Only click “Remove” and NOT “Delete from Disk”. By removing the image, you are removing it from your Lightroom catalog, but the actual photo in your file system is preserved. If you click “Delete from Disk”, then the RAW file will be deleted as well, which will break your other Lightroom catalog that you exported.

If you want to synchronize the photos back to your main Lightroom catalog after editing, you can easily do it by going to “File”->”Import from Another Catalog…”. In the import screen, choose “Metadata and develop settings only” under “Changed Existing Photos” and resolve other potential issues with missing files and click Import. Now all the changes should be synchronized back to your main catalog.

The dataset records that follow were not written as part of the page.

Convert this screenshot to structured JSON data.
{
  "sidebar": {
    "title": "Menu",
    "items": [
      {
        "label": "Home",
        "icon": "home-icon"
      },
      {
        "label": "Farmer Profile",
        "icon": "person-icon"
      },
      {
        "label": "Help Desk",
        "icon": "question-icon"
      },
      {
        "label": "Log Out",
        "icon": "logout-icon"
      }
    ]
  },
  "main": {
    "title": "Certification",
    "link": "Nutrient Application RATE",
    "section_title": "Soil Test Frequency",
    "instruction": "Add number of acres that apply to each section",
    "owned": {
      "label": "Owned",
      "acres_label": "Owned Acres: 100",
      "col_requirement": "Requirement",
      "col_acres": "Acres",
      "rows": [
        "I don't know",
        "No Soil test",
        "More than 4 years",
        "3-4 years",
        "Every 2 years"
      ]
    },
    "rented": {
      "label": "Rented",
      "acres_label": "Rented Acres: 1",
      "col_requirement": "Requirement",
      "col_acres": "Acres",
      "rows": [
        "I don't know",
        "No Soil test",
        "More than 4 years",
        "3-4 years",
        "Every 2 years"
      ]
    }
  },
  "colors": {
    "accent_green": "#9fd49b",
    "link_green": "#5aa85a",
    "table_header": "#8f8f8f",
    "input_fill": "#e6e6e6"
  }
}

5) Modify Your Current Import Workflow

If the above process works out for you and you find it to be efficient for editing photographs, I would recommend to change your import workflow process. Instead of putting all photographs into the same catalog, why don’t you start creating catalogs for each major import? That way, you do not have to export photographs and import them again to sync the catalogs every time. Now if you still want to have one main catalog that contains all of your photographs, then you would be better off creating a separate catalog, importing images into it, editing images and then importing the small catalog into your main one.

Hope this helps, let me know if you have any questions!